DEMOCRAZY.ID - Polisi menggunduli sembilan petani di Penajam Paser Utara, Kalimantan Utara, yang menolak menyerahkan lahannya untuk proyek Ibu Kota Negara (IKN).
Mereka sebelumnya ditetapkan sebagai tersangka dan sempat ditahan atas tuduhan mengancam pekerja proyek pembangunan IKN.
Kabid Humas Polda Kalimantan Timur Komisaris Besar Artanto mengatakan pemotongan rambut para tahanan bagian dari tata tertib di ruang tahanan Polri.

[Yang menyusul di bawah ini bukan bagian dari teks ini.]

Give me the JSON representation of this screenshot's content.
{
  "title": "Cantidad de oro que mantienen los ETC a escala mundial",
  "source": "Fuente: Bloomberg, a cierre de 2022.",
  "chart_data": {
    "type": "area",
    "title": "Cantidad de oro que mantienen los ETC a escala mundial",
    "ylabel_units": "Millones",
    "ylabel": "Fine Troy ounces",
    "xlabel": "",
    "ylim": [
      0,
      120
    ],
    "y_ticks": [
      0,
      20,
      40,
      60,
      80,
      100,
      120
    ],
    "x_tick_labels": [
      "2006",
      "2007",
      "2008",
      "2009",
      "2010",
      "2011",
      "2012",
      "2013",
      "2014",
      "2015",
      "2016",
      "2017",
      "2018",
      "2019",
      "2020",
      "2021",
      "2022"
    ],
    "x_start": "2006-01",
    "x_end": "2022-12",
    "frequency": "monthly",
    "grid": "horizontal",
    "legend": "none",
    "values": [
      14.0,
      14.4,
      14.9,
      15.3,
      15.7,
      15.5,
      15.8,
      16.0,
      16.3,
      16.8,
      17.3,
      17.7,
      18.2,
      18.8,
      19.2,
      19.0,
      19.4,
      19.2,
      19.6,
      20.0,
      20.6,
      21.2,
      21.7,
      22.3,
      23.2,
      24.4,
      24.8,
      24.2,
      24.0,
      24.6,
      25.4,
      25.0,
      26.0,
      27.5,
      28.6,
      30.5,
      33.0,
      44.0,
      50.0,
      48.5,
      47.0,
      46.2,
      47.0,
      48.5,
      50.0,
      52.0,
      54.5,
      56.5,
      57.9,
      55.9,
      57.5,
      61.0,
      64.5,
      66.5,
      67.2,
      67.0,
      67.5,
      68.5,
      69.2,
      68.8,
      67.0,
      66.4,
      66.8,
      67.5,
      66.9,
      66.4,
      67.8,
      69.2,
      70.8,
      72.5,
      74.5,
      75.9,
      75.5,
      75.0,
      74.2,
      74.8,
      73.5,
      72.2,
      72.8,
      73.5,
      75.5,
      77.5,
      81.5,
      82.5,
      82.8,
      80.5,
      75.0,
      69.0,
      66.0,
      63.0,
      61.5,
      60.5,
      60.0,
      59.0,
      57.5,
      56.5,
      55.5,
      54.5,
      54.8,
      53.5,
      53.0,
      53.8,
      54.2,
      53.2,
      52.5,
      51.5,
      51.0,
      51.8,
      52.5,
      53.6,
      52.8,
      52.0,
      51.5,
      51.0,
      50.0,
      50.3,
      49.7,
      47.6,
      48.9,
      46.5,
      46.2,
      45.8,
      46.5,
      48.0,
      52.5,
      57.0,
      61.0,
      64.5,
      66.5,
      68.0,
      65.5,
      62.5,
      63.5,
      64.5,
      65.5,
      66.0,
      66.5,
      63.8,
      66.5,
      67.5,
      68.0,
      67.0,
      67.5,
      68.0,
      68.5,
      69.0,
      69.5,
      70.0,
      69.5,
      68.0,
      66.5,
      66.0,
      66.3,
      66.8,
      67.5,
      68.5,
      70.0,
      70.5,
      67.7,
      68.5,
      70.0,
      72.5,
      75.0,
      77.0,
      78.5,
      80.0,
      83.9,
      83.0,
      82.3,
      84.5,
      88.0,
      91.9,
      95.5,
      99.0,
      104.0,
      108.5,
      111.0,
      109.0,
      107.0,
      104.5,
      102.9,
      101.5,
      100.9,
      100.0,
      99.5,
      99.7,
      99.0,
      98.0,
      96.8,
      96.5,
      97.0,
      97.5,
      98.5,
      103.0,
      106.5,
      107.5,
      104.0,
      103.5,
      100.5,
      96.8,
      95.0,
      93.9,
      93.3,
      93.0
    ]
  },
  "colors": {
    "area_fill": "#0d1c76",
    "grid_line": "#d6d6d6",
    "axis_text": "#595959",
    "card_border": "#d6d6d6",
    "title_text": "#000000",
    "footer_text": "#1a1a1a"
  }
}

“Guna pemeriksaan identitas, badan, atau kondisi fisik dan menjaga atau memelihara kesehatan serta mengidentifikasi penyakit pada tahanan baru,” katanya saat dihubungi Tempo, Sabtu, 9 Maret 2024.
Tanggapan Kompolnas
Ketua Komisi Kepolisian Nasional (Kompolnas) Benny Mamoto mengatakan tidak ada dasar hukum yang jelas tentang penggundulan tahanan di Indonesia.
Benny meminta polisi menjelaskan maksud dan tujuan dari penggundulan itu kepada tahanan. Misal, untuk kebersihan dan kesehatan, bukan sebagai bentuk hukuman.

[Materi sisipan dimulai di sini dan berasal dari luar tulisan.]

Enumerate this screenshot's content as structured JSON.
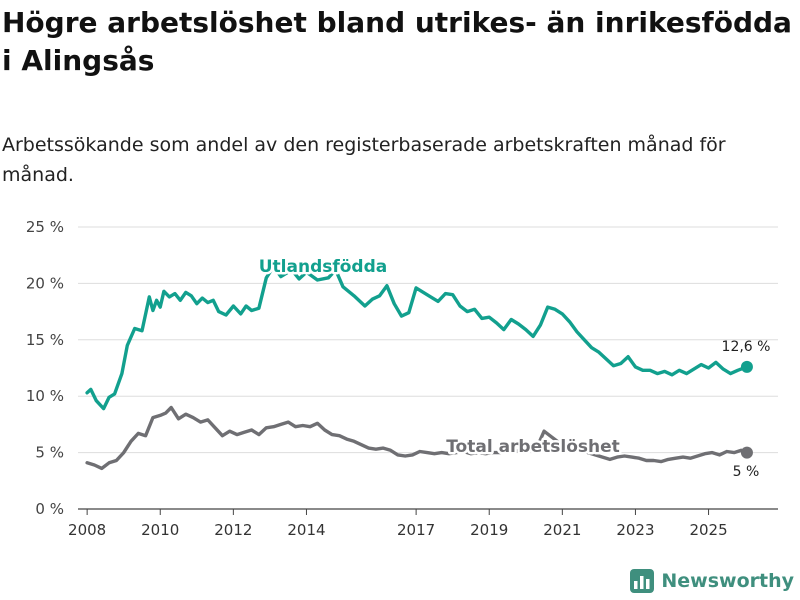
{
  "title": "Högre arbetslöshet bland utrikes- än inrikesfödda i Alingsås",
  "subtitle": "Arbetssökande som andel av den registerbaserade arbetskraften månad för månad.",
  "brand": {
    "name": "Newsworthy",
    "icon": "bar-chart-logo-icon"
  },
  "colors": {
    "foreign": "#12a08e",
    "total": "#6f6f73",
    "grid": "#dddddd",
    "axis": "#555555"
  },
  "chart_data": {
    "type": "line",
    "title": "",
    "xlabel": "",
    "ylabel": "",
    "ylim": [
      0,
      25
    ],
    "xlim": [
      2007.75,
      2026.9
    ],
    "yticks": [
      0,
      5,
      10,
      15,
      20,
      25
    ],
    "ytick_labels": [
      "0 %",
      "5 %",
      "10 %",
      "15 %",
      "20 %",
      "25 %"
    ],
    "xticks": [
      2008,
      2010,
      2012,
      2014,
      2017,
      2019,
      2021,
      2023,
      2025
    ],
    "xtick_labels": [
      "2008",
      "2010",
      "2012",
      "2014",
      "2017",
      "2019",
      "2021",
      "2023",
      "2025"
    ],
    "grid": true,
    "series": [
      {
        "name": "Utlandsfödda",
        "label": "Utlandsfödda",
        "end_label": "12,6 %",
        "x": [
          2008.0,
          2008.1,
          2008.25,
          2008.45,
          2008.6,
          2008.75,
          2008.95,
          2009.1,
          2009.3,
          2009.5,
          2009.7,
          2009.8,
          2009.9,
          2010.0,
          2010.1,
          2010.25,
          2010.4,
          2010.55,
          2010.7,
          2010.85,
          2011.0,
          2011.15,
          2011.3,
          2011.45,
          2011.6,
          2011.8,
          2012.0,
          2012.2,
          2012.35,
          2012.5,
          2012.7,
          2012.9,
          2013.1,
          2013.3,
          2013.6,
          2013.8,
          2014.0,
          2014.3,
          2014.6,
          2014.8,
          2015.0,
          2015.3,
          2015.6,
          2015.8,
          2016.0,
          2016.2,
          2016.4,
          2016.6,
          2016.8,
          2017.0,
          2017.2,
          2017.4,
          2017.6,
          2017.8,
          2018.0,
          2018.2,
          2018.4,
          2018.6,
          2018.8,
          2019.0,
          2019.2,
          2019.4,
          2019.6,
          2019.8,
          2020.0,
          2020.2,
          2020.4,
          2020.6,
          2020.8,
          2021.0,
          2021.2,
          2021.4,
          2021.6,
          2021.8,
          2022.0,
          2022.2,
          2022.4,
          2022.6,
          2022.8,
          2023.0,
          2023.2,
          2023.4,
          2023.6,
          2023.8,
          2024.0,
          2024.2,
          2024.4,
          2024.6,
          2024.8,
          2025.0,
          2025.2,
          2025.4,
          2025.6,
          2025.8,
          2026.05
        ],
        "values": [
          10.3,
          10.6,
          9.6,
          8.9,
          9.9,
          10.2,
          12.0,
          14.5,
          16.0,
          15.8,
          18.8,
          17.6,
          18.5,
          17.9,
          19.3,
          18.8,
          19.1,
          18.5,
          19.2,
          18.9,
          18.2,
          18.7,
          18.3,
          18.5,
          17.5,
          17.2,
          18.0,
          17.3,
          18.0,
          17.6,
          17.8,
          20.5,
          21.5,
          20.6,
          21.2,
          20.4,
          21.0,
          20.3,
          20.5,
          21.2,
          19.7,
          18.9,
          18.0,
          18.6,
          18.9,
          19.8,
          18.2,
          17.1,
          17.4,
          19.6,
          19.2,
          18.8,
          18.4,
          19.1,
          19.0,
          18.0,
          17.5,
          17.7,
          16.9,
          17.0,
          16.5,
          15.9,
          16.8,
          16.4,
          15.9,
          15.3,
          16.3,
          17.9,
          17.7,
          17.3,
          16.6,
          15.7,
          15.0,
          14.3,
          13.9,
          13.3,
          12.7,
          12.9,
          13.5,
          12.6,
          12.3,
          12.3,
          12.0,
          12.2,
          11.9,
          12.3,
          12.0,
          12.4,
          12.8,
          12.5,
          13.0,
          12.4,
          12.0,
          12.3,
          12.6
        ]
      },
      {
        "name": "Total arbetslöshet",
        "label": "Total arbetslöshet",
        "end_label": "5 %",
        "x": [
          2008.0,
          2008.2,
          2008.4,
          2008.6,
          2008.8,
          2009.0,
          2009.2,
          2009.4,
          2009.6,
          2009.8,
          2010.0,
          2010.15,
          2010.3,
          2010.5,
          2010.7,
          2010.9,
          2011.1,
          2011.3,
          2011.5,
          2011.7,
          2011.9,
          2012.1,
          2012.3,
          2012.5,
          2012.7,
          2012.9,
          2013.1,
          2013.3,
          2013.5,
          2013.7,
          2013.9,
          2014.1,
          2014.3,
          2014.5,
          2014.7,
          2014.9,
          2015.1,
          2015.3,
          2015.5,
          2015.7,
          2015.9,
          2016.1,
          2016.3,
          2016.5,
          2016.7,
          2016.9,
          2017.1,
          2017.3,
          2017.5,
          2017.7,
          2017.9,
          2018.1,
          2018.3,
          2018.5,
          2018.7,
          2018.9,
          2019.1,
          2019.3,
          2019.5,
          2019.7,
          2019.9,
          2020.1,
          2020.3,
          2020.5,
          2020.7,
          2020.9,
          2021.1,
          2021.3,
          2021.5,
          2021.7,
          2021.9,
          2022.1,
          2022.3,
          2022.5,
          2022.7,
          2022.9,
          2023.1,
          2023.3,
          2023.5,
          2023.7,
          2023.9,
          2024.1,
          2024.3,
          2024.5,
          2024.7,
          2024.9,
          2025.1,
          2025.3,
          2025.5,
          2025.7,
          2025.9,
          2026.05
        ],
        "values": [
          4.1,
          3.9,
          3.6,
          4.1,
          4.3,
          5.0,
          6.0,
          6.7,
          6.5,
          8.1,
          8.3,
          8.5,
          9.0,
          8.0,
          8.4,
          8.1,
          7.7,
          7.9,
          7.2,
          6.5,
          6.9,
          6.6,
          6.8,
          7.0,
          6.6,
          7.2,
          7.3,
          7.5,
          7.7,
          7.3,
          7.4,
          7.3,
          7.6,
          7.0,
          6.6,
          6.5,
          6.2,
          6.0,
          5.7,
          5.4,
          5.3,
          5.4,
          5.2,
          4.8,
          4.7,
          4.8,
          5.1,
          5.0,
          4.9,
          5.0,
          4.9,
          5.0,
          5.1,
          4.9,
          5.0,
          4.9,
          5.0,
          5.0,
          5.1,
          5.2,
          5.0,
          5.2,
          5.4,
          6.9,
          6.4,
          5.9,
          5.8,
          5.5,
          5.3,
          5.0,
          4.8,
          4.6,
          4.4,
          4.6,
          4.7,
          4.6,
          4.5,
          4.3,
          4.3,
          4.2,
          4.4,
          4.5,
          4.6,
          4.5,
          4.7,
          4.9,
          5.0,
          4.8,
          5.1,
          5.0,
          5.2,
          5.0
        ]
      }
    ]
  }
}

“Di bawah KUHP enggak ada, kan, di situ pasal yang mengatur untuk aparat penegak hukum boleh menghukum dalam bentuk digunduli,” kata Benny pada Tempo, Senin, 11 Maret 2024.
Meski masih menjadi kebijakan kontroversial, Benny menekankan bahwa praktik penggundulan tahanan harus dilakukan dengan seizin dan sepersetujuan tahanan.
Menurut dia, tidak ada tahanan yang boleh dipaksa untuk digunduli jika mereka tidak mau sesuai dengan prinsip-prinsip hak asasi manusia yang harus dihormati dalam penegakan hukum di Indonesia.
Benny menambahkan, setiap tahanan yang masuk sel memang harus diperiksa kesehatannya oleh dokter untuk memastikan tahanan tersebut sehat dan tidak memiliki penyakit yang menular atau fatal.
"Pemeriksaan kesehatan itu harus dipastikan bahwa dia sehat tidak punya penyakit yang menular untuk tahanan yang lain atau tidak ada penyakit yang fatal misalkan jantung kemudian gagal ginjal kemudian apa darah tinggi yang sering kumat segala macam itu harus dipastikan," ujarnya.
Senada dengan Benny, Komisioner Kompolnas Poengky Indarti mengatakan tidak ada dasar hukum yang mengharuskan polisi membotaki atau menggunduli tahanan.
“Hal tersebut merupakan kebiasaan lama yang dijalankan untuk menyamakan perlakuan dengan tahanan lain agar tidak ada bullying di tahanan karena penampilan tahanan,” katanya saat dihubungi, Senin, 11 Maret 2024.
Poengky menuturkan ada potensi pelanggaran terhadap martabat manusia dalam praktik pencukuran tahanan, terlebih jika dilakukan tanpa persetujuan tahanan.
“Merupakan perlakuan atau hukuman yang merendahkan,” ujarnya.
Praktik ini bertentangan dengan prinsip-prinsip yang tertuang dalam Kitab Undang-Undang Hukum Acara Pidana (KUHAP) Indonesia dan Peraturan Kepala Kepolisian Negara Republik Indonesia Nomor 8 Tahun 2009, yang menekankan pada penghormatan dan perlindungan terhadap hak asasi manusia.
Selain itu, dalam praktiknya, kata Poengky, rupanya tidak semua tahanan menjalani prosedur ini.
Selama pengamatannya inspeksi fasilitas tahanan kepolisian, ia menemukan banyak tahanan tetap mempertahankan gaya rambut asli mereka.
Menurut Poengky, budaya penggundulan yang dilakukan oleh polisi biasanya menyasar tahanan dari komunitas yang terpinggirkan atau dengan ciri fisik yang khas.
“Menimbulkan kekhawatiran akan diskriminasi dan perlakuan yang tidak adil di bawah hukum,” tuturnya.